Independent Debt Office Needed to Curtail Ghana’s Ballooning Public Debt

However, the current arrangement where the office is under the supervision of the Chief Director of the Ministry of Finance does not ensure its independence.

To curtail Ghana’s growing public debt stock, an economist proposes an independent debt office decoupled from the Ministry of Finance to ensure independence.

The Dean of the University of Cape Coast Business School, Prof. John Gatsi, noted that there is a Public Debt Office as provided by the Public Financial Management Act.

However, the current arrangement where the office is under the supervision of the Chief Director of the Ministry of Finance does not ensure its independence.

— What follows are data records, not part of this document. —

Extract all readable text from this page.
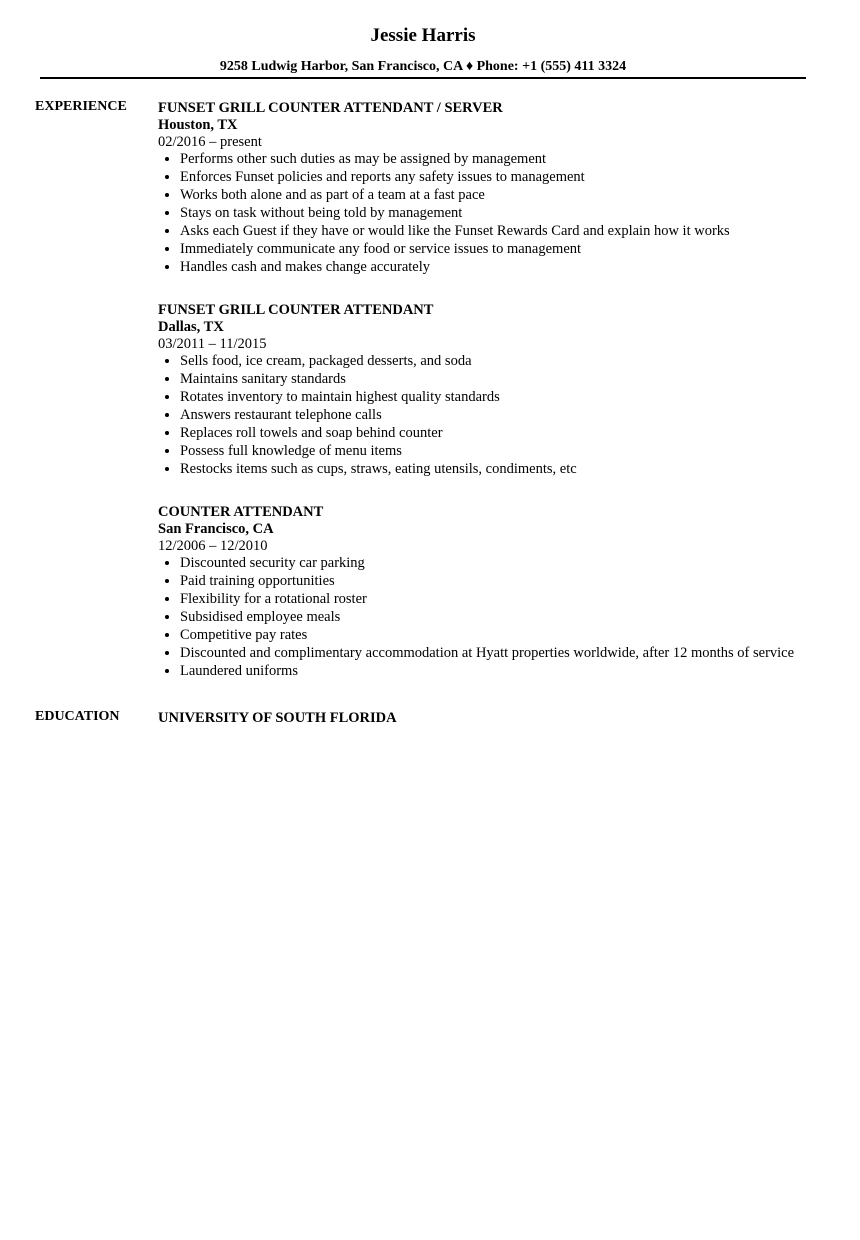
Jessie Harris
9258 Ludwig Harbor, San Francisco, CA ♦ Phone: +1 (555) 411 3324
EXPERIENCE FUNSET GRILL COUNTER ATTENDANT / SERVER
Houston, TX
02/2016 – present
Performs other such duties as may be assigned by management
Enforces Funset policies and reports any safety issues to management
Works both alone and as part of a team at a fast pace
Stays on task without being told by management
Asks each Guest if they have or would like the Funset Rewards Card and explain how it works
Immediately communicate any food or service issues to management
Handles cash and makes change accurately
FUNSET GRILL COUNTER ATTENDANT
Dallas, TX
03/2011 – 11/2015
Sells food, ice cream, packaged desserts, and soda
Maintains sanitary standards
Rotates inventory to maintain highest quality standards
Answers restaurant telephone calls
Replaces roll towels and soap behind counter
Possess full knowledge of menu items
Restocks items such as cups, straws, eating utensils, condiments, etc
COUNTER ATTENDANT
San Francisco, CA
12/2006 – 12/2010
Discounted security car parking
Paid training opportunities
Flexibility for a rotational roster
Subsidised employee meals
Competitive pay rates
Discounted and complimentary accommodation at Hyatt properties worldwide, after 12 months of service
Laundered uniforms
EDUCATION	UNIVERSITY OF SOUTH FLORIDA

Prof. John Gatsi in an interview with The High Street Journal questioned why the people who decide on the government’s borrowing should be the same people managing the country’s debt.

With the current arrangement, the economist believes the office cannot give a fair assessment of the economy and halt or limit any that can be harmful to it. He noted that, with the office’s dual role in deciding on borrowing while managing the country’s debt, there is no independence to set a debt ceiling that is in the interest of the general economic health.

“That public debt office is under the supervision of the Chief Director of the Ministry. So those who come together to decide to borrow are the same people who are managing the debt office therefore they cannot analyse the economy and give the ceiling of debt that is supposed to be carried by the economy per each financial year.

“They cannot assess the debt situation, say that where we have reached is risky, and make a firm decision that the nation cannot go beyond this level of debt ceiling. They do not have that independence,” the Dean of UCC Business School argued.

It is against this background that Prof. Gatsi has called for an independent debt office that is not under the influence of the Ministry of Finance as done elsewhere like the United Kingdom.

The proposed arrangement, Prof. Gatsi is convinced, will enable the office to carry out its mandate in a manner without fear or favour that will ensure that the country’s ever-rising debt levels are controlled.

He stated that “Independence of the Debt Office should be separate from the Finance Ministry to work independently and can dictate what should be the debt ceiling, can present reports about the debt management situation, which debt is risky, which debt is less risky, the risk exposure of the economy to debt.

All those things will come from the debt management office it’s done in the UK. The UK has a separate debt management office, separate from the Minister in Charge of Finance.

Despite efforts to manage the country’s debt liabilities through the debt exchange program, Ghana’s public debt stock continues to rise. Currently, the total debt stock has climbed steadily from GH¢633.3 billion in January to GH¢761.1 billion by July.

This surge is also accompanied by an escalating debt-to-GDP ratio, which increased from 62.3% in January to 75.7% by July, signalling heightened concerns over the sustainability of the debt levels.

Considering the current situation, the Economist believes complementing efforts with an Independent Debt Office can provide the results of putting debt under control.